The problem formulation is not a major aspect of our solution, but we feel it is worth mentioning.
This competition can be formulated in many ways. It was given in the problem statement that an active user is one that enters a competition, makes a submission, or engages through the discussion forums. The target variable is an outcome of four different activities, and this gave us an opportunity to try out different formulation techniques as discussed below:
1. We solved a binary classification problem. The outcome is 1 if user is active on a given month else 0. This formulation might be used by most and it worked as charm for us as well.
2. We solved a forecasting problem. The idea was to predict the number of different activities that a user might perform in the next three months. In order to avoid multiple models at each user level, we formulated the problem as a regression problem and used lag features, time features and other extraneous variables for model training. The performance of this approach was good enough but it didn’t beat the performance of approach #1.
3. We decided to solve the problem as multi-class classification problem where each class is the four different activities performed by the user. This approach was competing well with approach #1. We improved the approach further by combining low frequency classes. We finally created three main classes as described below:
a. A class to determine if a user participated in a competition
b. A class to determine if a user submitted, discussed or commented
c. A class if none of the above activities was performed by the user
This approach gave us “slightly” better performance than approach #1 and we decided to stick to it. Later we created two separate models based on formulation #1 and #3 and blended them together for the final submission.
Please note that using any one of the formulations should have kept us at same position on private LB. In real life problems, if unclear, it is always good to try various formulation techniques and discuss the solution with seniors and domain experts.
Most of the time was spend in feature engineering. To understand the below features, consider an activity by a user to be a competition participation, submission, discussion or comment. Separate features were created for each activity.
A list of some of the key features is given below:
1. The number of activities by a user in the previous month
2. The momentum in the number of activities was captured by taking a difference of the recent month activity from the previous month
3. The cumulative sum of the number of activities by the user was calculated and the number of activities per month was derived for all activities except submissions.
Instead of just using number of submissions, we used number of submissions per competition which gave slightly better score.
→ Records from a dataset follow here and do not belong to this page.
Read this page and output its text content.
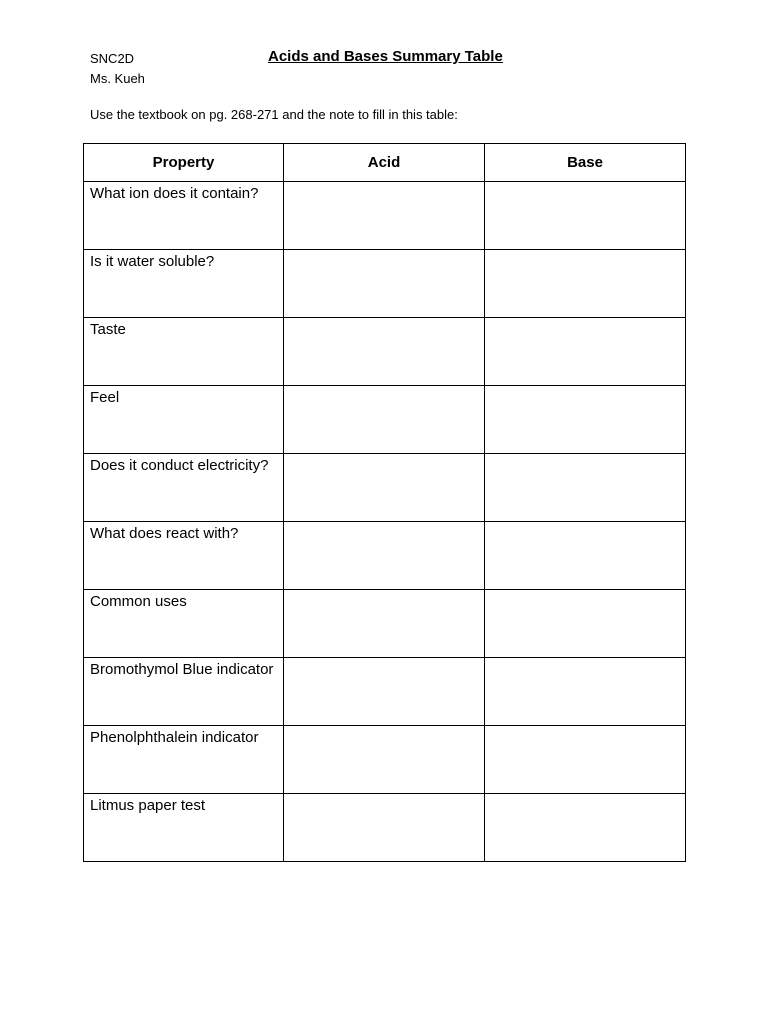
SNC2D
Ms. Kueh
Acids and Bases Summary Table
Use the textbook on pg. 268-271 and the note to fill in this table:
Property	Acid	Base
What ion does it contain?		
Is it water soluble?		
Taste		
Feel		
Does it conduct electricity?		
What does react with?		
Common uses		
Bromothymol Blue indicator		
Phenolphthalein indicator		
Litmus paper test		
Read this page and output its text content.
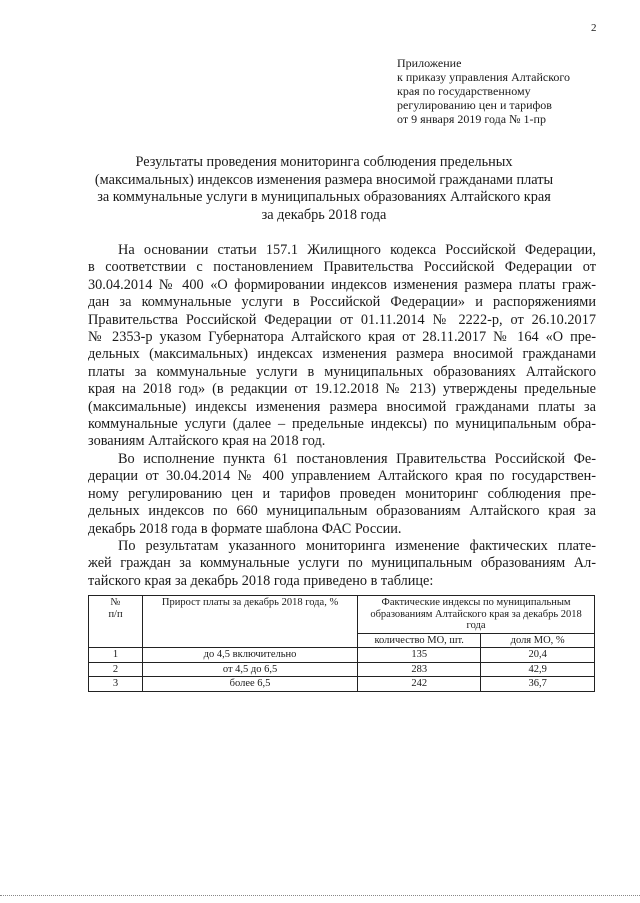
2
Приложение
к приказу управления Алтайского
края по государственному
регулированию цен и тарифов
от 9 января 2019 года № 1-пр
Результаты проведения мониторинга соблюдения предельных
(максимальных) индексов изменения размера вносимой гражданами платы
за коммунальные услуги в муниципальных образованиях Алтайского края
за декабрь 2018 года
На основании статьи 157.1 Жилищного кодекса Российской Федерации,
в соответствии с постановлением Правительства Российской Федерации от
30.04.2014 № 400 «О формировании индексов изменения размера платы граж-
дан за коммунальные услуги в Российской Федерации» и распоряжениями
Правительства Российской Федерации от 01.11.2014 № 2222-р, от 26.10.2017
№ 2353-р указом Губернатора Алтайского края от 28.11.2017 № 164 «О пре-
дельных (максимальных) индексах изменения размера вносимой гражданами
платы за коммунальные услуги в муниципальных образованиях Алтайского
края на 2018 год» (в редакции от 19.12.2018 № 213) утверждены предельные
(максимальные) индексы изменения размера вносимой гражданами платы за
коммунальные услуги (далее – предельные индексы) по муниципальным обра-
зованиям Алтайского края на 2018 год.
Во исполнение пункта 61 постановления Правительства Российской Фе-
дерации от 30.04.2014 № 400 управлением Алтайского края по государствен-
ному регулированию цен и тарифов проведен мониторинг соблюдения пре-
дельных индексов по 660 муниципальным образованиям Алтайского края за
декабрь 2018 года в формате шаблона ФАС России.
По результатам указанного мониторинга изменение фактических плате-
жей граждан за коммунальные услуги по муниципальным образованиям Ал-
тайского края за декабрь 2018 года приведено в таблице:
№
п/п	Прирост платы за декабрь 2018 года, %	Фактические индексы по муниципальным образованиям Алтайского края за декабрь 2018 года	
		количество МО, шт.	доля МО, %
1	до 4,5 включительно	135	20,4
2	от 4,5 до 6,5	283	42,9
3	более 6,5	242	36,7
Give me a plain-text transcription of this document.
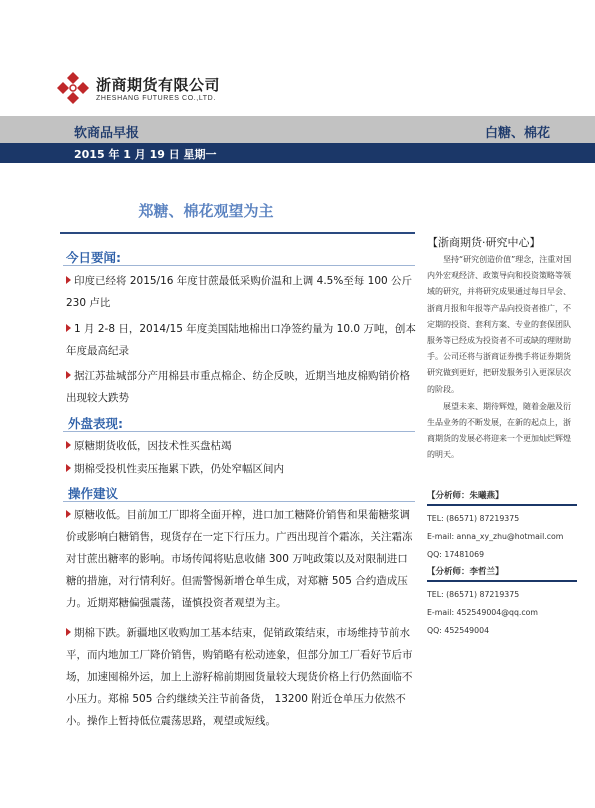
浙商期货有限公司
ZHESHANG FUTURES CO.,LTD.
软商品早报	白糖、棉花
2015 年 1 月 19 日 星期一
郑糖、棉花观望为主
今日要闻:
印度已经将 2015/16 年度甘蔗最低采购价温和上调 4.5%至每 100 公斤230 卢比
1 月 2-8 日，2014/15 年度美国陆地棉出口净签约量为 10.0 万吨，创本年度最高纪录
据江苏盐城部分产用棉县市重点棉企、纺企反映，近期当地皮棉购销价格出现较大跌势
外盘表现:
原糖期货收低，因技术性买盘枯竭
期棉受投机性卖压拖累下跌，仍处窄幅区间内
操作建议
原糖收低。目前加工厂即将全面开榨，进口加工糖降价销售和果葡糖浆调价或影响白糖销售，现货存在一定下行压力。广西出现首个霜冻，关注霜冻对甘蔗出糖率的影响。市场传闻将贴息收储 300 万吨政策以及对限制进口糖的措施，对行情利好。但需警惕新增仓单生成，对郑糖 505 合约造成压力。近期郑糖偏强震荡，谨慎投资者观望为主。
期棉下跌。新疆地区收购加工基本结束，促销政策结束，市场维持节前水平，而内地加工厂降价销售，购销略有松动迹象，但部分加工厂看好节后市场，加速囤棉外运，加上上游籽棉前期囤货量较大现货价格上行仍然面临不小压力。郑棉 505 合约继续关注节前备货， 13200 附近仓单压力依然不小。操作上暂持低位震荡思路，观望或短线。
【浙商期货·研究中心】

坚持“研究创造价值”理念，注重对国内外宏观经济、政策导向和投资策略等领域的研究，并将研究成果通过每日早会、浙商月报和年报等产品向投资者推广，不定期的投资、套利方案、专业的套保团队服务等已经成为投资者不可或缺的理财助手。公司还将与浙商证券携手将证券期货研究做到更好，把研发服务引入更深层次的阶段。

展望未来、期待辉煌，随着金融及衍生品业务的不断发展，在新的起点上，浙商期货的发展必将迎来一个更加灿烂辉煌的明天。

【分析师：朱曦燕】
TEL: (86571) 87219375
E-mail: anna_xy_zhu@hotmail.com
QQ: 17481069
【分析师：李哲兰】
TEL: (86571) 87219375
E-mail: 452549004@qq.com
QQ: 452549004
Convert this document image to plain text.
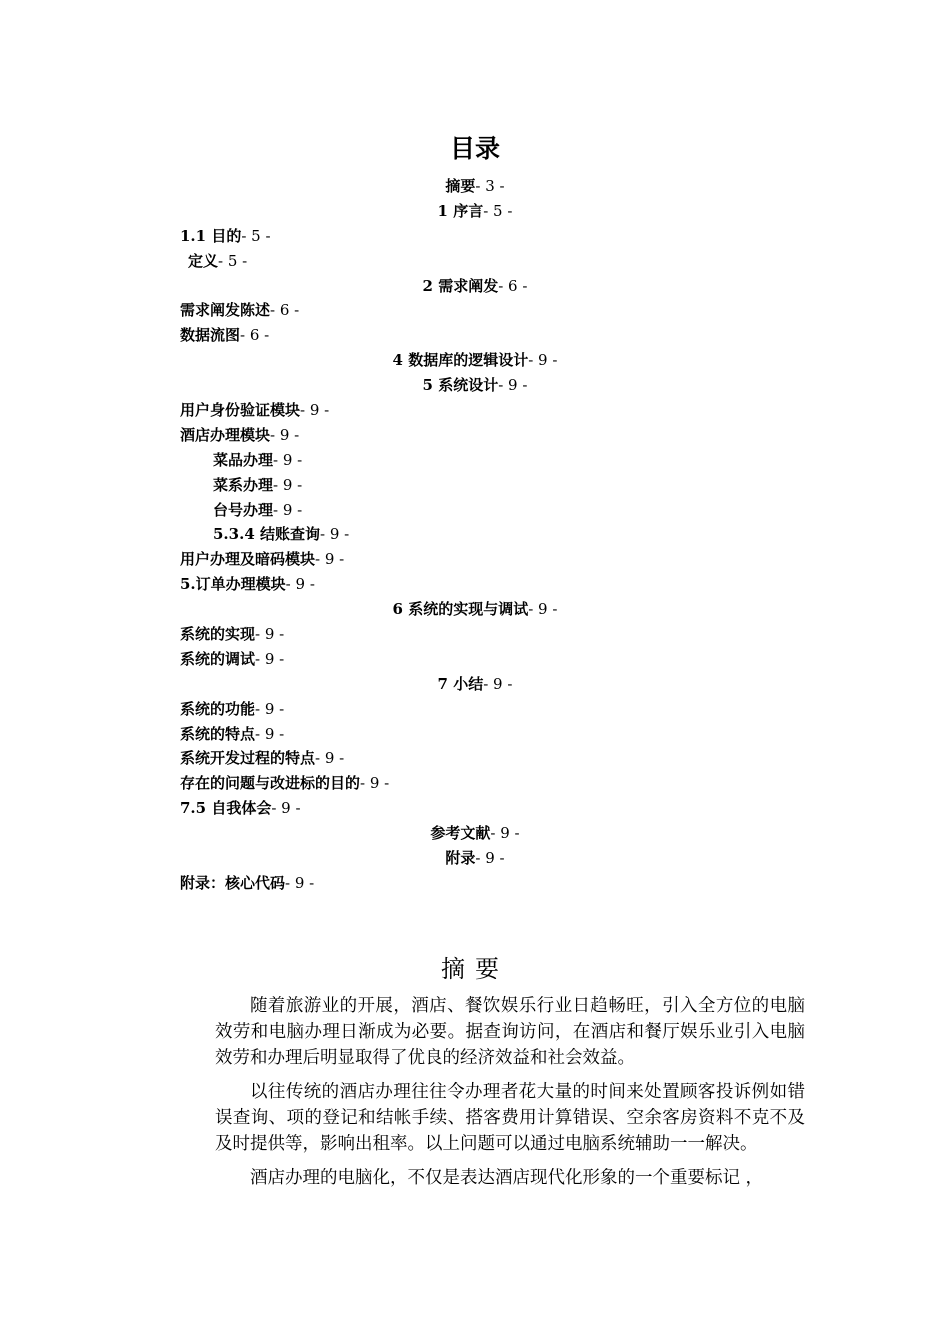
目录
摘要- 3 -
1 序言- 5 -
1.1 目的- 5 -
定义- 5 -
2 需求阐发- 6 -
需求阐发陈述- 6 -
数据流图- 6 -
4 数据库的逻辑设计- 9 -
5 系统设计- 9 -
用户身份验证模块- 9 -
酒店办理模块- 9 -
菜品办理- 9 -
菜系办理- 9 -
台号办理- 9 -
5.3.4 结账查询- 9 -
用户办理及暗码模块- 9 -
5.订单办理模块- 9 -
6 系统的实现与调试- 9 -
系统的实现- 9 -
系统的调试- 9 -
7 小结- 9 -
系统的功能- 9 -
系统的特点- 9 -
系统开发过程的特点- 9 -
存在的问题与改进标的目的- 9 -
7.5 自我体会- 9 -
参考文献- 9 -
附录- 9 -
附录：核心代码- 9 -
摘要

随着旅游业的开展，酒店、餐饮娱乐行业日趋畅旺，引入全方位的电脑效劳和电脑办理日渐成为必要。据查询访问，在酒店和餐厅娱乐业引入电脑效劳和办理后明显取得了优良的经济效益和社会效益。

以往传统的酒店办理往往令办理者花大量的时间来处置顾客投诉例如错误查询、项的登记和结帐手续、搭客费用计算错误、空余客房资料不克不及及时提供等，影响出租率。以上问题可以通过电脑系统辅助一一解决。

酒店办理的电脑化，不仅是表达酒店现代化形象的一个重要标记 ，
4. The number of months since the last activity by the user
5. The number of months of the last activity since joining zindi
6. The number of active competitions of a user in the given month
7. The rank of the user interest in the competitions in the given month based on the user’s competitions history
8. The number of months since joining zindi
9. The number of total users, new users in each month
10. The mean, deviation and max experience of users in each month
11. Count based features for country and user_id
12. User based feature like featureX, featureY, country and points
13. Time based features like year and month
We performed GroupKFold on timestamp column (which is unique combination of year and month). Our final submission was based on the average of 5 folds prediction. Our CV score improvement was consistent with the LB score. At regular intervals, we verified our score on a holdout dataset of last 3 months of training data.
1. Model Used: LightGBM
2. Metric: auc_mu
3. We spend some time tuning the hyper parameters
1. We tried different models like XGboost and Catboost but didn’t see a lot of improvement in the final scores. We tried blending different type of boosting algorithms but didn’t see much of improvement
2. User_ID as a feature
3. Count based features of various categorical features
4. Using only latest one year of data for training
Thank you @zindi for the amazing competition.
Last but not the least a special shout out to my team mate @devnikhilmishra
Nice work! And congratulations to you and your teammate!
It's awesome you got the multiclass to work. I didn't get to try that.
How did you manage to get it to one target? Sum/mean?
For binary classification, the existing target in the dataset was used.
For regression problem, average was used to keep the scale between 0 and 1
ooh okay
Thanks for sharing the amazing idea that got you 2nd place position. Am all for the learning. If you don't mind you might as well share the complete solution.
Our code is yet to be evaluated by zindi and then the final LB will be freeze. I think making the code public might not be the correct idea for now.
OK that's understandable.
Remarkable approach, I considered training individual interaction components but never tried it when binary worked well. The multi-class approach is a more efficient way. I will always seek to try multiple formulations moving forward. Please how did you determine the feature of rank of user interest? Thank you for sharing and congratulations.
The rank of user interest can be determined using these steps:
1. Take the competitions data (the best part is that this data have information about the future competitions as well). We convert this data into a format which looks similar to One Hot Encoding (OHE). So we now have CompID and all of its features say FeatureA_1, FeatureA_2... etc.
2. Get all the competitions happening in each month. Merge this data with data in step #1. We then add the competition features for each month and generate a matrix [timestamp x competition_features]
3. Concatenate train and test data. Merge this data with data in step #1. We add the competition features for each user and generate a matrix [user_id x competition_features]
4. Perform matrix multiplication of [user_id x competition_features] * [competition_features x timestamp]
5. We get a final matrix [user_id * timestamp] with respective user interest values
6. Rank the user interest in descending order across timestamp. The user with the highest interest is rank #1 and so on.
You can always try separate interest rank for each of competition feature. But we stick with a single rank for the 5 competition features (FeatureA, FeatureB, FeatureC, FeatureD, and FeatureE).
Hope this helps!
Wow! This is very interesting, the matrix multiplication approach calculates rank score which indicates a similarity score when compared to historical users competitions features encodings.
I really wanted to take into account user competition score, this again is a more efficient method compared to attempting to build a model for it.
Thank you for the clarification.
great description and wonderful work, thanks @eat-sleep-ai-repeat. Was really fun working together
@@devnikhilmishra @eat-sleep-ai-repeat Can you please share your code? Really interested in seeing how you calculated the rank of the user interest. Thanks
@DanielBruintjies - The code is here
The confirmation email from zindi arrived yesterday hence the delay in my response.
Hope this helps!
Thank you so much! @eat-sleep-ai-repeat